It is difficult to talk about Nate Powell's SWALLOW ME WHOLE or ANY EMPIRE without discussing their respective endings. What happens in the conclusions of both stories will likely color readers' ultimate impressions, but I think focusing too much on these final scenes and their dives into surrealism does a disservice to the great moments and insights that come before. I want you to READ these comics, so I'd rather not spoil everything before you have a chance to read them yourselves.
SWALLOW ME WHOLE (2008) is the story of Ruth and Perry, step-siblings navigating their way through their teenage years and also their respective mental and neurological disorders. Perry is fed messages by a wizard pencil topper, convincing him to go on missions, most of which involve rendering time intensive drawings. Ruth obsessively collects (or steals) and organizes mason jars of bugs before she begins hallucinating terrifying swarms of cicadas. The true heart of the story is the relationship between these two step-siblings, as various adults (well-meaning or otherwise) continually fail to adequately help them. They understand each other in a way that no one else is able to.
While Ruth and Perry (for everything they're going through) at least have each other, the same can't really be said for the characters of ANY EMPIRE (2011). A reflection on growing up amid the casual violence and militarism of American culture, our three protagonists are pretty isolated. Lee spends entire pages completely alone, wandering the countryside, suburbs, and construction sites of his southern town. His only friend is Purdy, and their relationship is a fraught and intense one, mostly defined by their convenient location to each other. Both kids are obsessed with military imagery and entertainment: Lee reads GI Joe comics and constantly imagines his soldier action figures fighting valiant battles; Purdy aggrandizes the acts of his father (a member of the National Guard, not a Green Beret like he claims) and spends afternoons browsing the defunct grenades in an army surplus store. Sara exists on the peripheral of the two boys' day-to-day lives, investigating a rash of box turtle mutilations that Lee ends up helping her solve. Even this brief partnership, though, plays out only in notes passed in class. The two do not move toward forming a real connection with each other until much later.

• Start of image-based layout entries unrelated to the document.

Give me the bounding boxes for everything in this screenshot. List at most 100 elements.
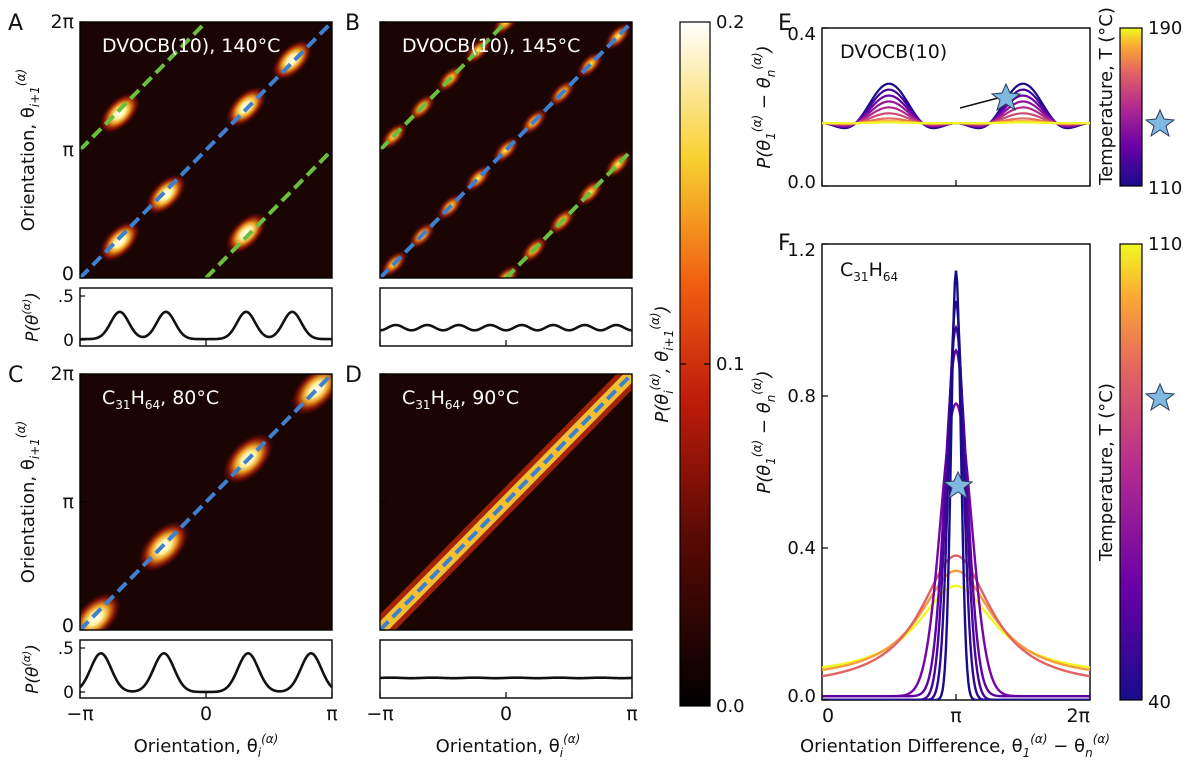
heatmap-content: [380, 22, 632, 278]
marginal-curve: [80, 310, 332, 341]
x-tick-label: −π: [366, 703, 393, 725]
y-tick-label: 0.8: [787, 386, 816, 407]
x-tick-label: π: [326, 703, 337, 725]
panel-letter-d: D: [345, 363, 362, 388]
marginal-y-tick-label: .5: [58, 639, 74, 659]
x-axis-label-d: Orientation, θi(α): [436, 732, 581, 760]
line-panel-f: 0.0 0.4 0.8 1.2 0 π 2π C31H64 P(θ1(α) − θn(α)): [750, 240, 1091, 727]
x-axis-label-f: Orientation Difference, θ1(α) − θn(α): [800, 732, 1110, 760]
series-line: [822, 569, 1090, 672]
y-axis-label: Orientation, θi+1(α): [14, 421, 42, 583]
x-tick-label: 0: [200, 703, 212, 725]
series-line: [822, 554, 1090, 678]
heatmap-peak: [80, 591, 122, 630]
y-tick-label: 0: [62, 263, 74, 285]
star-icon: [942, 470, 974, 500]
marginal-y-tick-label: 0: [63, 683, 74, 703]
marginal-frame: [79, 287, 333, 347]
colorbar-tick-2: 0.2: [716, 12, 745, 33]
series-line: [822, 324, 1090, 700]
x-tick-label: π: [626, 703, 637, 725]
x-tick-label: 2π: [1066, 705, 1090, 727]
y-tick-label: 0.4: [787, 538, 816, 559]
diagonal-dashed-line: [380, 374, 632, 630]
x-tick-label: π: [950, 705, 961, 727]
heatmap-peak: [98, 92, 141, 134]
x-tick-label: 0: [500, 703, 512, 725]
series-line: [822, 348, 1090, 698]
heatmap-colorbar: 0.0 0.1 0.2 P(θi(α), θi+1(α)): [648, 12, 745, 717]
y-axis-label: P(θ1(α) − θn(α)): [750, 45, 778, 168]
temp-e-tick-110: 110: [1148, 178, 1182, 199]
panel-letter-b: B: [345, 11, 360, 36]
temperature-label-f: Temperature, T (°C): [1096, 383, 1117, 562]
heatmap-peak: [145, 173, 187, 216]
panel-letter-c: C: [8, 363, 23, 388]
y-tick-label: 2π: [50, 11, 74, 33]
diagonal-dashed-line: [80, 22, 332, 278]
y-tick-label: 0.4: [787, 24, 816, 45]
y-tick-label: π: [63, 491, 74, 513]
marginal-y-label: P(θ(α)): [20, 292, 43, 342]
marginal-curve: [379, 676, 633, 680]
x-tick-label: 0: [822, 705, 834, 727]
temp-e-tick-190: 190: [1148, 18, 1182, 39]
colorbar-tick-1: 0.1: [716, 354, 745, 375]
marginal-frame: [379, 287, 633, 347]
temp-f-tick-110: 110: [1148, 234, 1182, 255]
offset-dashed-line: [80, 22, 208, 152]
annotation-arrow: [959, 97, 999, 109]
star-icon: [1144, 108, 1176, 138]
temperature-label-e: Temperature, T (°C): [1096, 7, 1117, 186]
heatmap-label: C31H64, 80°C: [102, 387, 219, 412]
series-line: [822, 121, 1090, 125]
heatmap-content: [80, 374, 332, 630]
marginal-y-tick-label: 0: [63, 331, 74, 351]
offset-dashed-line: [504, 148, 632, 278]
diagonal-dashed-line: [80, 374, 332, 630]
panel-title: C31H64: [840, 259, 898, 284]
y-axis-label: P(θ1(α) − θn(α)): [750, 370, 778, 493]
panel-title: DVOCB(10): [840, 41, 947, 63]
temp-f-tick-40: 40: [1148, 692, 1171, 713]
heatmap-peak: [290, 374, 332, 416]
heatmap-peak: [225, 212, 267, 255]
y-tick-label: 2π: [50, 363, 74, 385]
y-tick-label: 1.2: [787, 240, 816, 261]
heatmap-peak: [98, 220, 141, 263]
heatmap-panel-a: DVOCB(10), 140°C 0 π 2π Orientation, θi+1(α)…: [14, 11, 333, 351]
series-line: [822, 300, 1090, 700]
x-tick-label: −π: [66, 703, 93, 725]
y-axis-label: Orientation, θi+1(α): [14, 69, 42, 231]
y-tick-label: 0: [62, 615, 74, 637]
heatmap-panel-b: DVOCB(10), 145°C: [379, 21, 633, 347]
panel-letter-a: A: [8, 11, 23, 36]
marginal-frame: [79, 639, 333, 699]
marginal-frame: [379, 639, 633, 699]
plot-content: [822, 82, 1090, 130]
star-icon: [1144, 382, 1176, 412]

SWALLOW ME WHOLE, after a brief prologue set a couple of years before the main story, mostly focuses on a few months of one school year. Ruth is diagnosed with schizophrenia, while Perry's issues mostly go ignored or are wallpapered over. They begin to drift apart, finding solace in new relationships and experiences, but the danger of what's going on in their minds never really leaves, and, eventually for Ruth, it all comes crashing down. ANY EMPIRE moves backwards and forwards through time, showing how the influences and choices of childhood have ripples well into adulthood. Lee trades in his GI Joe comics for punk music and an aimless twenties and Sara redirects her empathy towards helping children. Purdy joins the military, his life of being both the bully and the bullied continuing almost uninterrupted.
Both SWALLOW ME WHOLE and ANY EMPIRE begin somewhat fairly rooted in reality. There are intrusions of this by the imagined, but there's a clear distinction. As the stories progress, the line between the two becomes increasingly blurred, the walls coming completely down in their finales. Can humans really flip a tank with their bare hands? Does Purdy actually find redemption? For Ruth, what she sees IS REAL to her, and whether her family can see it or not doesn't change that they, too, are affected by it. In that sense, is what happens to Ruth a tragic inevitability or does it, in some way, offer her validation? What is real and what isn't? How important is the answer?
Dialogue is used quite sparingly, and when it does appear it is often naturalistic. There are insightful passages (such as a lovely conversation between Ruth and Perry hanging upside down in a nighttime playground, which is probably my favourite scene outside the climax), but for the most part the story is told through the art.
Nate drenches his work in so much ink that you're almost sure it might still be wet to touch. But he also excels in his use of negative space. He's a master of both, swinging back and forth between airy compositions and oppressive swaths of black. His drawings are both realistic and stylized: highly rendered sketchy lines dissolving into oceans of ink or blank page. Both books take place in the town of Wormwood, Alabama, but it could be anywhere in the South or Mid-West. There's something about his art style that perfectly captures the extremes of hot summers and freezing winters and of growing up conflicted in quote-unquote "Real America." I think I once read someone describe his style as "humid," and I think that about sums it up.
His work is emphatic. He shows what Ruth and Perry are going through, and offers no judgment. He doesn't pretend to know what they should or shouldn't do. In ANY EMPIRE, he isn't just criticizing an element of American culture, he's reflecting on it. He's not treating it as an outsider perspective -- he's as much a part of it as anyone, going so far as to give the character of Lee his own last name.
When it comes to the themes in his work, Nate Powell seems more interested in provoking questions than providing clear answers. You're left to form your own conclusions, which to some might prove frustrating, while others might find the experience illuminating. Either way, you'll be left thinking.